James: Measuring changes in quality of play based on hitters’ decline rates
From SABR member Bill James at Bill James Online on May 22, 2019:
I was trying to use hitter decline rates to evaluate the speed at which the quality of play in the majors is improving, and has improved over time; that was the theory. It didn’t exactly work. I had a twitter exchange with Mike Petriello in which I thought that he was making an unsupportable claim about major league players today doing things that players couldn’t do years ago, and in the middle of this discussion Voros offered the thought that if the quality of play in major league baseball has improved dramatically in recent years, it would be difficult to explain how the 40-year-old David Ortiz and the 38-year-old Adrian Beltre could perform at the levels they have. I thought “Oh, yeah, I ought to actually do that study”—”that study” being a study of the decline rates of hitters over time. In other words, almost all hitters are better at age 27 than they are at age 37, right? There are a few exceptions, hitters like David and Adrian and Nelson Cruz who just keep hitting as they age. But if the quality of play improves significantly in a short period of time, that should lead to an increase in the decline rate of aging hitters, relative to the league.
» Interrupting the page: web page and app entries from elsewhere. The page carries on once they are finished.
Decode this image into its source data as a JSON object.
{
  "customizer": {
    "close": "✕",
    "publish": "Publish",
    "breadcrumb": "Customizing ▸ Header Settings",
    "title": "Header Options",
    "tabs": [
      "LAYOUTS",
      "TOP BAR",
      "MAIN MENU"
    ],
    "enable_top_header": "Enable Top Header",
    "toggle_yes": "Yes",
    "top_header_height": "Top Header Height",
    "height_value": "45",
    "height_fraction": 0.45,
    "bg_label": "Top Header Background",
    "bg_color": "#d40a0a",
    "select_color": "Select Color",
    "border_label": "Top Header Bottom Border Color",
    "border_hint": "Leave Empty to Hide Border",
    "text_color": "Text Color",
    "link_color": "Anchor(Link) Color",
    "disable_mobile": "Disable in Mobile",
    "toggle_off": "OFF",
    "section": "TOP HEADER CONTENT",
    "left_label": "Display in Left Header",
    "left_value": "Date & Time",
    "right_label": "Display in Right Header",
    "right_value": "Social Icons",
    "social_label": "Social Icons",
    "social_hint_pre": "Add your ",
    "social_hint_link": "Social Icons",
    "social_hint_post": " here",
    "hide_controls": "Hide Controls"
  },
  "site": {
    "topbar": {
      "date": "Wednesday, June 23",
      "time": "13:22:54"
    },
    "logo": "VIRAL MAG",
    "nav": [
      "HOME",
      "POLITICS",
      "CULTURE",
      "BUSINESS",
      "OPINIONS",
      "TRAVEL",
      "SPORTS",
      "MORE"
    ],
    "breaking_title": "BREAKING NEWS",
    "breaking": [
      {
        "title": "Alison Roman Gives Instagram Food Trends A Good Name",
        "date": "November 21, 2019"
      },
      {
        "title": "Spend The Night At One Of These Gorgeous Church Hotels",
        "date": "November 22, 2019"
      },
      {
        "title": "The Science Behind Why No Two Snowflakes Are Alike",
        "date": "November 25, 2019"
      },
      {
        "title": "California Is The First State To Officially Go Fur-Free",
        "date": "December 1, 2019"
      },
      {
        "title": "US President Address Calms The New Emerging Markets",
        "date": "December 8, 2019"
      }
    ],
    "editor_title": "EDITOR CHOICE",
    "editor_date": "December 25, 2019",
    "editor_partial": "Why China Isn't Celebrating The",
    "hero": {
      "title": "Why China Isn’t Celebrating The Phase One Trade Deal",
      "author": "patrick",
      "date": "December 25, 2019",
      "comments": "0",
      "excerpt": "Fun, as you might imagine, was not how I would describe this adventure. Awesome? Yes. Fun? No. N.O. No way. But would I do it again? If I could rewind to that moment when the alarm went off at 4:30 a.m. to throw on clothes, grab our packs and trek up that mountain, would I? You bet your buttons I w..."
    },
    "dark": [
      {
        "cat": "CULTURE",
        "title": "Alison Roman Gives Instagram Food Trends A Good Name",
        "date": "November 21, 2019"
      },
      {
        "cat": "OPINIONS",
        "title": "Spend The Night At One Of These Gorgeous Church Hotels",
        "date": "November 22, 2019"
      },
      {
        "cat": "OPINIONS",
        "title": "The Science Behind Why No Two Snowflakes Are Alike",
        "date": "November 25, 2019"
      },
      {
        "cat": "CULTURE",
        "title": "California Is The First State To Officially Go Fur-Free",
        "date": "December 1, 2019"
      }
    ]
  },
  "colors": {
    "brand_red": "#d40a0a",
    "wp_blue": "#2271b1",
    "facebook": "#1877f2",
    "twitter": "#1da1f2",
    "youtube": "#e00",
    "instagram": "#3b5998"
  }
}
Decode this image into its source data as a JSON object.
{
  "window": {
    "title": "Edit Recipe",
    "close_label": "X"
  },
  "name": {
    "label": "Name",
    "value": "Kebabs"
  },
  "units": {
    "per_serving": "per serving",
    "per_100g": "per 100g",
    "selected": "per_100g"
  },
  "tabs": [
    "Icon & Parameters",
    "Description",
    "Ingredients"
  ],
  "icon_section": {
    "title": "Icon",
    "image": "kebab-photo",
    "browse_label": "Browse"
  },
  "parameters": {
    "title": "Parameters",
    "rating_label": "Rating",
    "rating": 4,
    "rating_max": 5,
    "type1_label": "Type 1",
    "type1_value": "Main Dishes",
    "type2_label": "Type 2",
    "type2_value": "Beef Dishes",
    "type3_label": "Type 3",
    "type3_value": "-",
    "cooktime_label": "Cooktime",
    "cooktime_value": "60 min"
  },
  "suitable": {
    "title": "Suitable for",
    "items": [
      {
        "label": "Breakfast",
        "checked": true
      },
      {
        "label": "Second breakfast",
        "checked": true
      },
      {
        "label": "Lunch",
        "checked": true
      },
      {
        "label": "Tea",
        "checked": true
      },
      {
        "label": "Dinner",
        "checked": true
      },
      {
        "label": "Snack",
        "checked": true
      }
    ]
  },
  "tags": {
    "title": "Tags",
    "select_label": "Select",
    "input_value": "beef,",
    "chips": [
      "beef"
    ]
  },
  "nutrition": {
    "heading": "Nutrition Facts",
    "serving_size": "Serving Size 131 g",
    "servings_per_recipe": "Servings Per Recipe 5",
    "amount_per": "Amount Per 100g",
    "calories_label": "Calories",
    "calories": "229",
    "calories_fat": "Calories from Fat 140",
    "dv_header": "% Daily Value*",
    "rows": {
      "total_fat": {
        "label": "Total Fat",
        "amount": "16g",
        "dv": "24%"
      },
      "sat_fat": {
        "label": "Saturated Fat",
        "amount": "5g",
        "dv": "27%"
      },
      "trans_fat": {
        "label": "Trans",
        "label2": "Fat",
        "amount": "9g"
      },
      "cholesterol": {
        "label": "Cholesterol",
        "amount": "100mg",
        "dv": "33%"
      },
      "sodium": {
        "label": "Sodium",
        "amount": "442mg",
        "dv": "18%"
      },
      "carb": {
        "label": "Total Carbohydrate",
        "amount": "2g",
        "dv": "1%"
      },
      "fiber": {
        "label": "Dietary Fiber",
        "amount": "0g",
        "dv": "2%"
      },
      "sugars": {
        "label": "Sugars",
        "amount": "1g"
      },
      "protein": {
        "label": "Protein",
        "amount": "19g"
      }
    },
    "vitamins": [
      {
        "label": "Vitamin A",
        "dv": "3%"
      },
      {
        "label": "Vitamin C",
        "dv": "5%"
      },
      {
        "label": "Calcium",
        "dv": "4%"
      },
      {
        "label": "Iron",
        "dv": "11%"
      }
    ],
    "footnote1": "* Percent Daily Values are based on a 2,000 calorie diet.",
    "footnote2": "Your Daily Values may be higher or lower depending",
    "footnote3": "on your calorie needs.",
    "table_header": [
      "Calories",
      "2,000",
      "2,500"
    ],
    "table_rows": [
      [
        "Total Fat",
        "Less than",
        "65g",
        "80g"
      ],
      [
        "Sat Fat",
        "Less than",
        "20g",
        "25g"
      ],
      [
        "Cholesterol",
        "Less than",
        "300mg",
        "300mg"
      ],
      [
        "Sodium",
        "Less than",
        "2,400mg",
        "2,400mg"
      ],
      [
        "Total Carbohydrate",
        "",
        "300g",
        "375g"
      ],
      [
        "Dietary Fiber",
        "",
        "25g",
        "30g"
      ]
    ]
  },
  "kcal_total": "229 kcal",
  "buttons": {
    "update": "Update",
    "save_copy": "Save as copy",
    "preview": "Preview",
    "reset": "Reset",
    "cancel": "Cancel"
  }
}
Hitters reach their peak at age 27, right? 26 to 28, let’s say. In measuring “decline” in hitting performance, then, we start at the peak, at ages 26 to 28. Referencing David Ortiz and Adrian Beltre, I decided to measure declines in ten-year increments. My study group, then, was all hitters in the years 1920 to 2008 who had 500 plate appearances in a season at age 26, 27 or 28. 1920, rather than 1919 or before, because the game before 1920 was just too different to be relevant to the study; 2008, because a ten-year decline rate cannot be established for a player from 2009 or later. The idea was that if hitters declined more between 1960 and 1950 than between 1940 and 1950, that would suggest that the improvement in the quality of play was greater in the 1950s than in the 1960s.